Member of the Legislative Yuan
- In office 1 February 2008 – 10 December 2008
- Preceded by: Tu Wen-ching
- Succeeded by: Kang Shih-ju
- Constituency: Miaoli I

Personal details
- Born: 1954 or 1955
- Died: 20 February 2026 (aged 71)
- Party: Kuomintang
- Spouse: Chen Luan-ing

= Lee Yi-ting =

Taiwanese politician (1954/1955–2026)

Lee Yi-ting (李乙廷 (Lǐ Yǐtíng); 1954 or 1955 – 20 February 2026) was a Taiwanese politician.

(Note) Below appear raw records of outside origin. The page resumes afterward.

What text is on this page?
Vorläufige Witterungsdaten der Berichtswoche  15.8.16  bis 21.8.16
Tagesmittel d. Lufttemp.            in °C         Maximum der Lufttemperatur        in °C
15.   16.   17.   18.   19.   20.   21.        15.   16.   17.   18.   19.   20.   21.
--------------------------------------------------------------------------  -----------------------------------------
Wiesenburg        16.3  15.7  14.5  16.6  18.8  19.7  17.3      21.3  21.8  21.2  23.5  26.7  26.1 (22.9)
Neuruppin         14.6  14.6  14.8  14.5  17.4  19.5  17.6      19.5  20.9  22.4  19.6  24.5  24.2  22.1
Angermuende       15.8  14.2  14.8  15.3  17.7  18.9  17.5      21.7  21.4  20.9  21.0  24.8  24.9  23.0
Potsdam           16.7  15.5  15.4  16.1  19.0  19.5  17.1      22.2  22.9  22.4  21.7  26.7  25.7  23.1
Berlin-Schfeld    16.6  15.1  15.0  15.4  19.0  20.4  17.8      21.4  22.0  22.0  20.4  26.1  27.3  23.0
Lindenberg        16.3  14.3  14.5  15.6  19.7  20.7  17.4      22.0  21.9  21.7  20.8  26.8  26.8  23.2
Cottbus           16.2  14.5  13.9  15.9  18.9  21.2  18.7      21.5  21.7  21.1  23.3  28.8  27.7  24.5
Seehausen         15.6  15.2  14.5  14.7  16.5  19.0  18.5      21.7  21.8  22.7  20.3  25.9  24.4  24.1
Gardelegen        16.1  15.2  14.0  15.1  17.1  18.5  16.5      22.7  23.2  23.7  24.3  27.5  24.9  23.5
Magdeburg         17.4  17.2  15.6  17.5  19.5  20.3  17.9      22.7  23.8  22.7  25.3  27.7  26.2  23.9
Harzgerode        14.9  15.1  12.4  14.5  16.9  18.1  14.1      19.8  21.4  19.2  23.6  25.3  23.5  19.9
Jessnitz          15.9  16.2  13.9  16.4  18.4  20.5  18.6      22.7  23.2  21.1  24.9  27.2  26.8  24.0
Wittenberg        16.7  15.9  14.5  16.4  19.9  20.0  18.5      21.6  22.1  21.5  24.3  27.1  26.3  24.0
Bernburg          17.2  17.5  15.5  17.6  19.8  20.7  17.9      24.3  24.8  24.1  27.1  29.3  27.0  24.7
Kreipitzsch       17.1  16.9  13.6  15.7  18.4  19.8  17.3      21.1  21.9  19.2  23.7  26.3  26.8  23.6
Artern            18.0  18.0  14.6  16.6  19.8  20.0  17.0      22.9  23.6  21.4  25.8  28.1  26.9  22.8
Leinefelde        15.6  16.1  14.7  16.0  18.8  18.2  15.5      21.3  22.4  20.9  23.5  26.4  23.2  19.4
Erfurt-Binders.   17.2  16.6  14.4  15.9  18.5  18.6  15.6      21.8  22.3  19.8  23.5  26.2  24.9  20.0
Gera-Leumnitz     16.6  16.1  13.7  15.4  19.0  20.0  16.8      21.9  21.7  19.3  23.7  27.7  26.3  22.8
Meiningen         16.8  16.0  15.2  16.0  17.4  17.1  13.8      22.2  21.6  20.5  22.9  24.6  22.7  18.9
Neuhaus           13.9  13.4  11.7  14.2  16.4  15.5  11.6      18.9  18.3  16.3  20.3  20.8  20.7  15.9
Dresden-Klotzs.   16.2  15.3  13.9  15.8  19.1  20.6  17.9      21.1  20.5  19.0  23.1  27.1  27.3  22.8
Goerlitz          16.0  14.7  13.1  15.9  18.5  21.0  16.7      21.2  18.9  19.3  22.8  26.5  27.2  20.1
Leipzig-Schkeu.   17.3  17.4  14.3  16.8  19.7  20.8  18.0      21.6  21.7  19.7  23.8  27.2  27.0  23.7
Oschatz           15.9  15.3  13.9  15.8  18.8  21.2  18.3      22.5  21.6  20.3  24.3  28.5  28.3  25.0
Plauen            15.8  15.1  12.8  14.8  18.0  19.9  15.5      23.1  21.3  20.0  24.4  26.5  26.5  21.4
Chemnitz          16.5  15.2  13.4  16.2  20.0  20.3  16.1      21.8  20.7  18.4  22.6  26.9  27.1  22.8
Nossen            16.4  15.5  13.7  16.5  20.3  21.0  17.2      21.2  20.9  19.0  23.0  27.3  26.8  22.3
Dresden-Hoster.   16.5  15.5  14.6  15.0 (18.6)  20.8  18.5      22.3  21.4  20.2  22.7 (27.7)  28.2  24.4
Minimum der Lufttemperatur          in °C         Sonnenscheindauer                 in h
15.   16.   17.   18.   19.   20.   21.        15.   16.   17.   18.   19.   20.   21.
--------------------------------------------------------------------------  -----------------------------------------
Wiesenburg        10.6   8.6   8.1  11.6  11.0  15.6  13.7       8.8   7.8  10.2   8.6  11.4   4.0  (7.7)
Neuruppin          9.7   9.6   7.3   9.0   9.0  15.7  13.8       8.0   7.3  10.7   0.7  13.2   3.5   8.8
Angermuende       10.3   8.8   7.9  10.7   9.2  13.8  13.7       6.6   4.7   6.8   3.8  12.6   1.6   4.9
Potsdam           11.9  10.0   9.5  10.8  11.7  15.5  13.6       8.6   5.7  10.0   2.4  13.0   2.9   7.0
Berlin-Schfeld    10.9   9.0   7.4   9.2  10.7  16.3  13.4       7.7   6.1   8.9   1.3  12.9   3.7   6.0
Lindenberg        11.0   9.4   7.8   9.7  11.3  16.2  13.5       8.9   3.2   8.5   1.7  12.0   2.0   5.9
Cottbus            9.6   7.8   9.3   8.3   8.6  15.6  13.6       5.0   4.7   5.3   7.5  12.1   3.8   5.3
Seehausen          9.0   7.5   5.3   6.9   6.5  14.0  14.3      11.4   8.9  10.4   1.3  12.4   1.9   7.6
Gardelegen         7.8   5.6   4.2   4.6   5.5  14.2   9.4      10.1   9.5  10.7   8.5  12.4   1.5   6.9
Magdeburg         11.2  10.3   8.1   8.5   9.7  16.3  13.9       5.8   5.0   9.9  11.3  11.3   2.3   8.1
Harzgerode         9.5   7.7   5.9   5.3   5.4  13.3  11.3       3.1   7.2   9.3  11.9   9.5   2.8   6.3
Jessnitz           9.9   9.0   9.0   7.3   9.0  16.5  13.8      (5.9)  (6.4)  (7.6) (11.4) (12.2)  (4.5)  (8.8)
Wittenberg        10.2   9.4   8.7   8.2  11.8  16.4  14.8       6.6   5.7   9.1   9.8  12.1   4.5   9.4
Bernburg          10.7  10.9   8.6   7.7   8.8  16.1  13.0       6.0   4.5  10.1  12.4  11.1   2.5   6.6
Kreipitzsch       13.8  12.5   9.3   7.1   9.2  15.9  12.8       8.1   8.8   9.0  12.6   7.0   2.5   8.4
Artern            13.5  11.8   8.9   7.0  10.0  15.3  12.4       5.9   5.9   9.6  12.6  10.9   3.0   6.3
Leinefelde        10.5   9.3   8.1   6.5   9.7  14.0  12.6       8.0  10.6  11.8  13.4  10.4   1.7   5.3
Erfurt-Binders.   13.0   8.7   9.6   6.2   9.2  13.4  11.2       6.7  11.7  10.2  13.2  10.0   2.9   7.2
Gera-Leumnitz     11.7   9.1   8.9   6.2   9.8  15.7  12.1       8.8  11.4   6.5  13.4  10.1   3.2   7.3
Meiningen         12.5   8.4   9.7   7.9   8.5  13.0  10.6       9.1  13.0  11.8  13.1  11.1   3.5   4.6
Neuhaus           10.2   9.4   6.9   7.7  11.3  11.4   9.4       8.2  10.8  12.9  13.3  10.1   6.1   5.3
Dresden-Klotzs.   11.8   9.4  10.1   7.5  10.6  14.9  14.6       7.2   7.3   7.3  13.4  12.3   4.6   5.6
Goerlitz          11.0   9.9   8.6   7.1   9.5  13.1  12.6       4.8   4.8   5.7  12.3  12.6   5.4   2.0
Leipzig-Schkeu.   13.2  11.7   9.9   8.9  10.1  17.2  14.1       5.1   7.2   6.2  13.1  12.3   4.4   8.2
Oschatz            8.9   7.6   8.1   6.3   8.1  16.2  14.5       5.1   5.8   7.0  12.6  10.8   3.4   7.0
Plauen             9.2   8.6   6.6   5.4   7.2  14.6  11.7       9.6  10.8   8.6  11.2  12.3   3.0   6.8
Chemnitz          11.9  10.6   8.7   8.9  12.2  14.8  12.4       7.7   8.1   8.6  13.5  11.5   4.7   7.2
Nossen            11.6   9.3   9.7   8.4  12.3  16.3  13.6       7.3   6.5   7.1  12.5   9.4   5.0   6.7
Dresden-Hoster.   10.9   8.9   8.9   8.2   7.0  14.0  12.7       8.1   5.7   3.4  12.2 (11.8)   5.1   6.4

==Early life and education==
Lee was raised in Houlong and attended National Taichung University of Science and Technology.

==Political career==
Lee led several local agricultural organizations and worked for the Houlong Township Office before seeking election to the Legislative Yuan.

Both Lee and fellow Kuomintang member Kang Shih-ju planned to run in the January 2008 legislative elections, and the party chose to back Lee. He was elected to the Legislative Yuan in January 2008, defeating Democratic Progressive Party incumbent Tu Wen-ching. A few weeks after the election, the Miaoli District Prosecutors Office charged Lee with vote buying. The Taichung bench of the Taiwan High Court upheld the ruling of the Miaoli District Court in December, annulling Lee's electoral victory. By-elections were scheduled for 14 March 2009, and the Kuomintang named Lee's wife Chen Luan-ing as its candidate. She lost to Kang Shih-ju, a candidate who had left the KMT to plan an independent campaign.

In 2022, Lee served as acting mayor of Sanwan, succeeding Wen Chih-chiang.

==Death==
Lee died on 20 February 2026, at the age of 71.